FIG. 28 is a schematic diagram sequentially showing dynamic display of the air direction / air volume display unit 104a when the air direction swings when the indoor unit 3b is a ceiling-hanging type.

FIG. 29 is an explanatory diagram schematically showing a wind direction when the type of the indoor unit is a ceiling suspension type.
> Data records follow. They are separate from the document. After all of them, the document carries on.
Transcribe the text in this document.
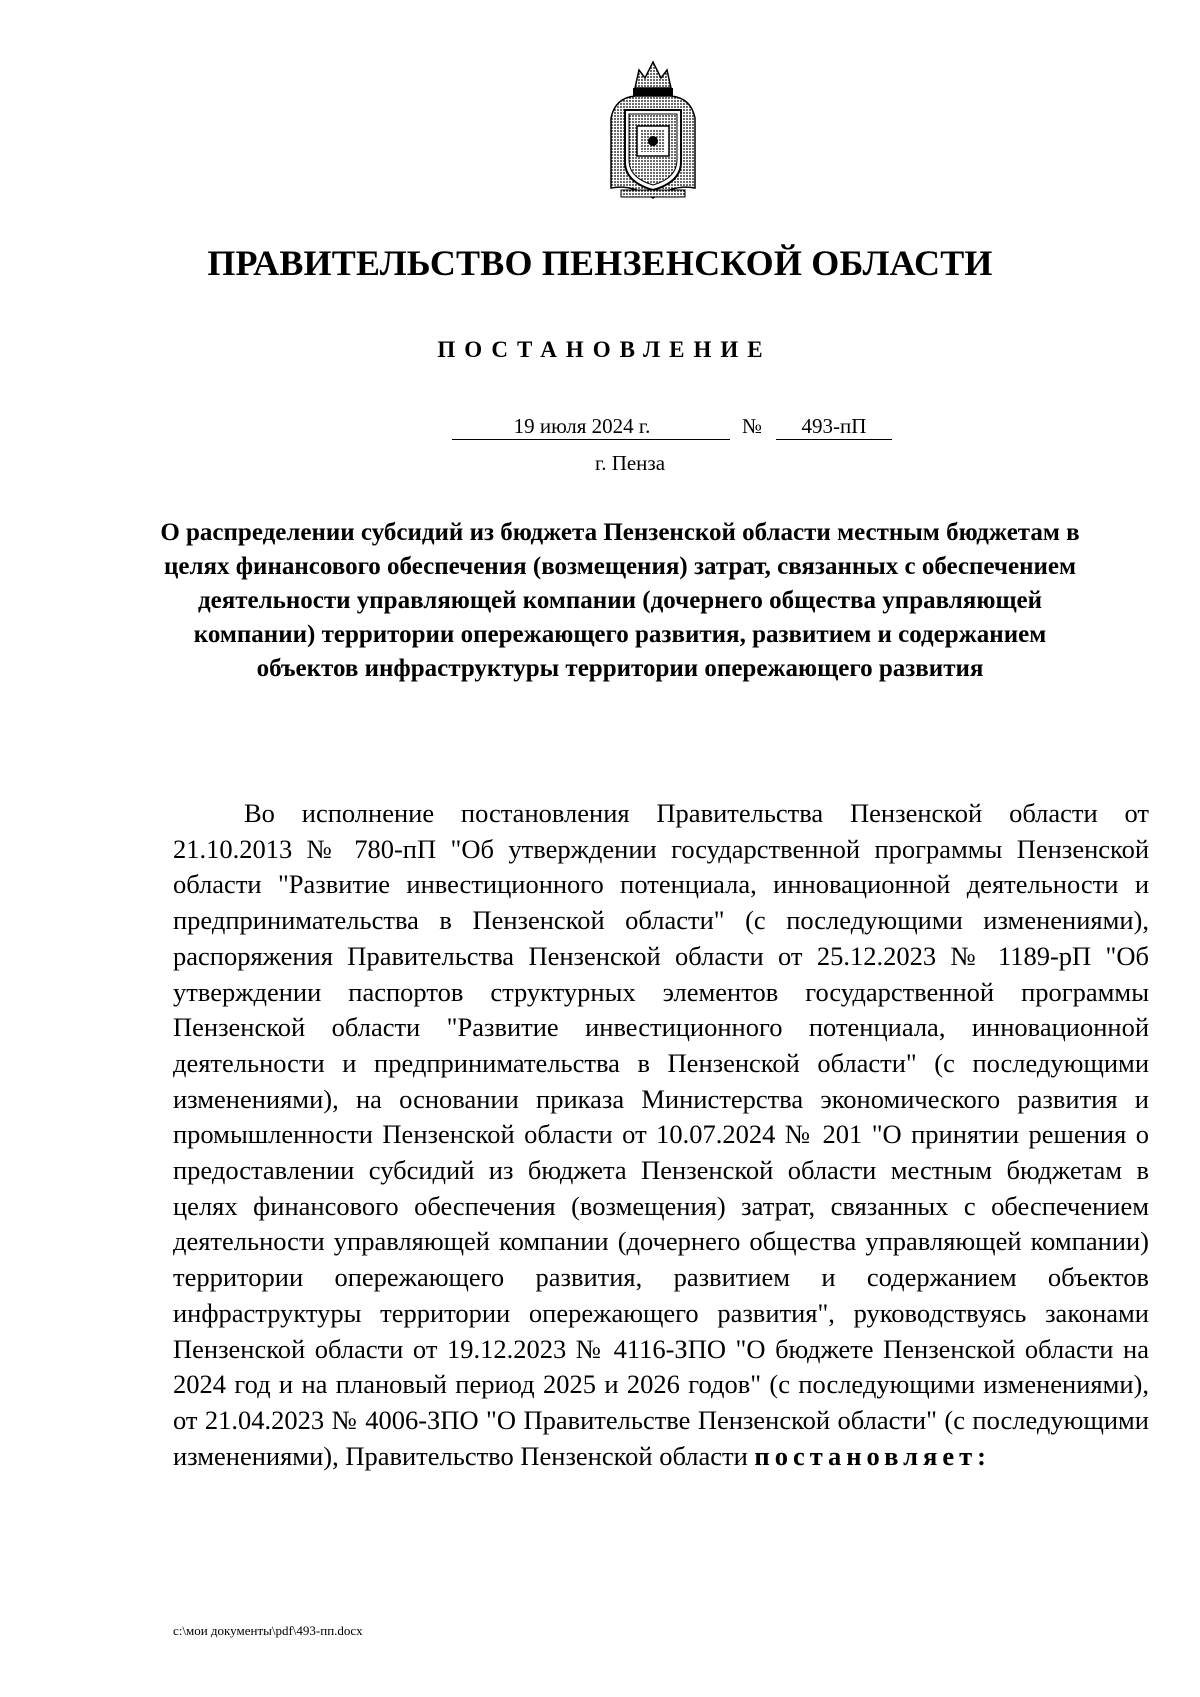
ПРАВИТЕЛЬСТВО ПЕНЗЕНСКОЙ ОБЛАСТИ
ПОСТАНОВЛЕНИЕ
19 июля 2024 г.	№	493-пП
г. Пенза
О распределении субсидий из бюджета Пензенской области местным бюджетам в целях финансового обеспечения (возмещения) затрат, связанных с обеспечением деятельности управляющей компании (дочернего общества управляющей компании) территории опережающего развития, развитием и содержанием объектов инфраструктуры территории опережающего развития

Во исполнение постановления Правительства Пензенской области от 21.10.2013 № 780-пП "Об утверждении государственной программы Пензенской области "Развитие инвестиционного потенциала, инновационной деятельности и предпринимательства в Пензенской области" (с последующими изменениями), распоряжения Правительства Пензенской области от 25.12.2023 № 1189-рП "Об утверждении паспортов структурных элементов государственной программы Пензенской области "Развитие инвестиционного потенциала, инновационной деятельности и предпринимательства в Пензенской области" (с последующими изменениями), на основании приказа Министерства экономического развития и промышленности Пензенской области от 10.07.2024 № 201 "О принятии решения о предоставлении субсидий из бюджета Пензенской области местным бюджетам в целях финансового обеспечения (возмещения) затрат, связанных с обеспечением деятельности управляющей компании (дочернего общества управляющей компании) территории опережающего развития, развитием и содержанием объектов инфраструктуры территории опережающего развития", руководствуясь законами Пензенской области от 19.12.2023 № 4116-ЗПО "О бюджете Пензенской области на 2024 год и на плановый период 2025 и 2026 годов" (с последующими изменениями), от 21.04.2023 № 4006-ЗПО "О Правительстве Пензенской области" (с последующими изменениями), Правительство Пензенской области постановляет:

c:\мои документы\pdf\493-пп.docx
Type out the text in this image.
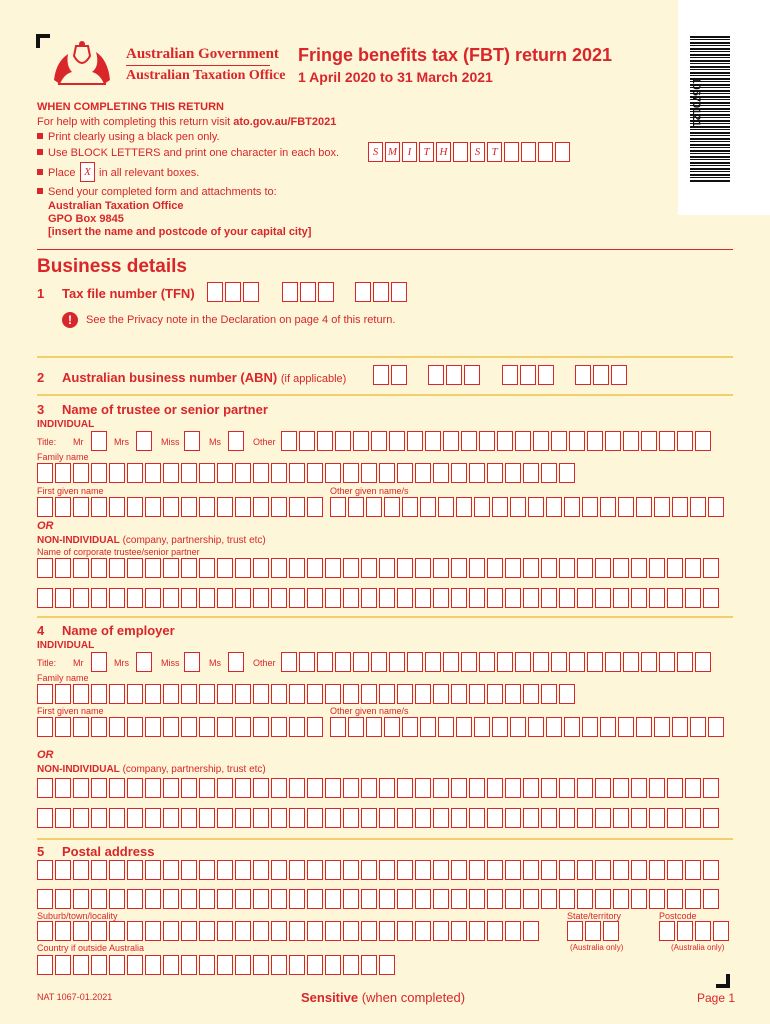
10670121
Australian Government
Australian Taxation Office
Fringe benefits tax (FBT) return 2021
1 April 2020 to 31 March 2021
WHEN COMPLETING THIS RETURN
For help with completing this return visit ato.gov.au/FBT2021
Print clearly using a black pen only.
Use BLOCK LETTERS and print one character in each box.	S M I	T H	S	T
Place X in all relevant boxes.
Send your completed form and attachments to:
Australian Taxation Office
GPO Box 9845
[insert the name and postcode of your capital city]
Business details
1 Tax file number (TFN)
!	See the Privacy note in the Declaration on page 4 of this return.
2 Australian business number (ABN) (if applicable)
3 Name of trustee or senior partner
INDIVIDUAL
Title: Mr	Mrs	Miss	Ms	Other
Family name
First given name	Other given name/s
OR
NON-INDIVIDUAL (company, partnership, trust etc)
Name of corporate trustee/senior partner
4 Name of employer
INDIVIDUAL
Title: Mr	Mrs	Miss	Ms	Other
Family name
First given name	Other given name/s
OR
NON-INDIVIDUAL (company, partnership, trust etc)
5 Postal address
Suburb/town/locality	State/territory	Postcode
Country if outside Australia	(Australia only)	(Australia only)
NAT 1067-01.2021	Sensitive (when completed)	Page 1
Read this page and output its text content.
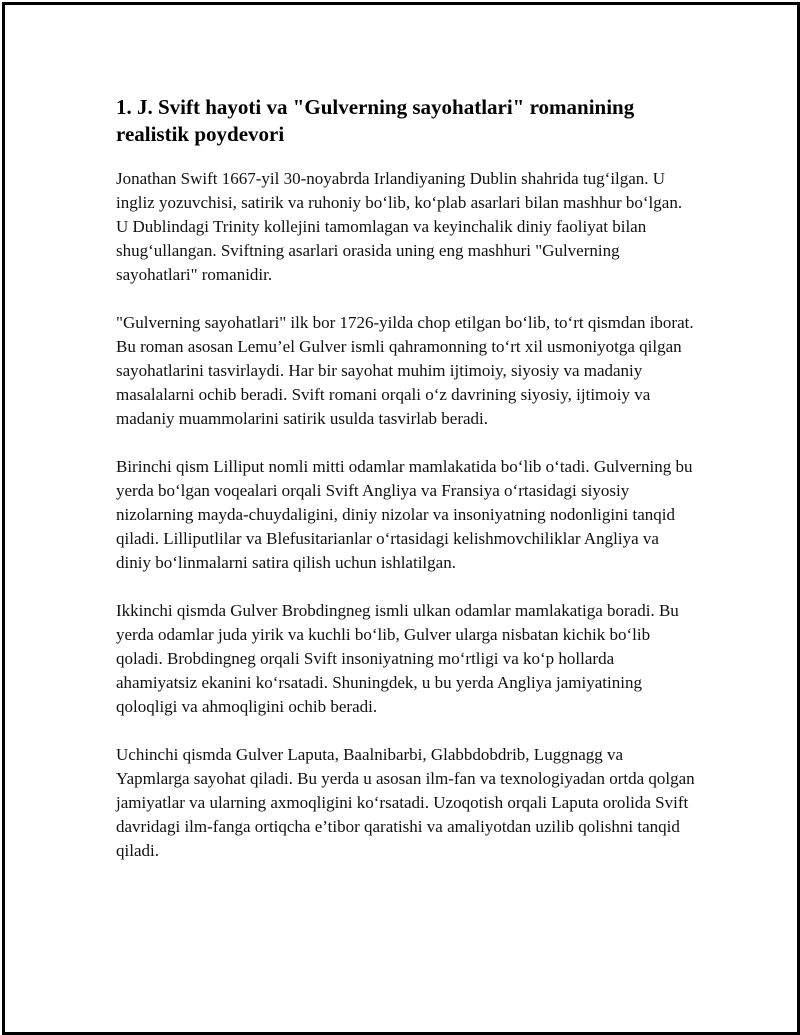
1. J. Svift hayoti va "Gulverning sayohatlari" romanining realistik poydevori

Jonathan Swift 1667-yil 30-noyabrda Irlandiyaning Dublin shahrida tug‘ilgan. U ingliz yozuvchisi, satirik va ruhoniy bo‘lib, ko‘plab asarlari bilan mashhur bo‘lgan. U Dublindagi Trinity kollejini tamomlagan va keyinchalik diniy faoliyat bilan shug‘ullangan. Sviftning asarlari orasida uning eng mashhuri "Gulverning sayohatlari" romanidir.

"Gulverning sayohatlari" ilk bor 1726-yilda chop etilgan bo‘lib, to‘rt qismdan iborat. Bu roman asosan Lemu’el Gulver ismli qahramonning to‘rt xil usmoniyotga qilgan sayohatlarini tasvirlaydi. Har bir sayohat muhim ijtimoiy, siyosiy va madaniy masalalarni ochib beradi. Svift romani orqali o‘z davrining siyosiy, ijtimoiy va madaniy muammolarini satirik usulda tasvirlab beradi.

Birinchi qism Lilliput nomli mitti odamlar mamlakatida bo‘lib o‘tadi. Gulverning bu yerda bo‘lgan voqealari orqali Svift Angliya va Fransiya o‘rtasidagi siyosiy nizolarning mayda-chuydaligini, diniy nizolar va insoniyatning nodonligini tanqid qiladi. Lilliputlilar va Blefusitarianlar o‘rtasidagi kelishmovchiliklar Angliya va diniy bo‘linmalarni satira qilish uchun ishlatilgan.

Ikkinchi qismda Gulver Brobdingneg ismli ulkan odamlar mamlakatiga boradi. Bu yerda odamlar juda yirik va kuchli bo‘lib, Gulver ularga nisbatan kichik bo‘lib qoladi. Brobdingneg orqali Svift insoniyatning mo‘rtligi va ko‘p hollarda ahamiyatsiz ekanini ko‘rsatadi. Shuningdek, u bu yerda Angliya jamiyatining qoloqligi va ahmoqligini ochib beradi.

Uchinchi qismda Gulver Laputa, Baalnibarbi, Glabbdobdrib, Luggnagg va Yapmlarga sayohat qiladi. Bu yerda u asosan ilm-fan va texnologiyadan ortda qolgan jamiyatlar va ularning axmoqligini ko‘rsatadi. Uzoqotish orqali Laputa orolida Svift davridagi ilm-fanga ortiqcha e’tibor qaratishi va amaliyotdan uzilib qolishni tanqid qiladi.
FIG. 30 is an explanatory diagram schematically showing a wind direction when the type of the indoor unit is a cassette type.

[Explanation of symbols]

 104 display unit 104a wind direction / air volume display unit 1 remote control device 3b indoor unit

Claims (4)

[Claims] 1. A display unit (104a) for displaying a wind direction comprising a plurality of display units relating to a wind direction, wherein information relating to a wind direction which can be set is inputted from an air conditioner (3b), and the setting is performed based on the information. The display unit related to the wind direction other than the possible wind direction is excluded from the display target, and the display unit related to the wind direction that has been the display target is selectively displayed, thereby displaying the wind direction, and information for setting the wind direction. Outputting to the air conditioner,
Air conditioner remote control device (1). 2. A display unit relating to the plurality of wind directions is provided corresponding to a plurality of wind directions in different stages, and the information regarding the settable wind direction can be set at least for any number of stages from any stage of the wind direction. The remote control device (1) for an air conditioner according to claim 1, further comprising information indicating whether the direction is a wind direction. 3. A display unit (104a) for displaying an air volume in a plurality of display units relating to an air volume, wherein information relating to a settable air volume is input from an air conditioner (3b), and the setting is performed based on the information. The display unit related to the air flow other than the possible air flow is excluded from the display target, and the display unit related to the air flow as the display target is selectively displayed, thereby displaying the air flow, and information for setting the air flow. Outputting to the air conditioner,
Air conditioner remote control device (1). 4. A display unit (104a) for displaying a wind direction and a flow rate in a plurality of display units, wherein information relating to a wind direction and a flow rate which can be set from an air conditioner (3b) is input, and based on the information. By excluding the display unit other than the settable wind direction and air volume from the display target, by selectively displaying the display unit as the display target, the wind direction and the air volume are displayed, and the wind direction and the air volume are displayed. An air conditioner remote control device (1) for outputting information to be set to the air conditioner.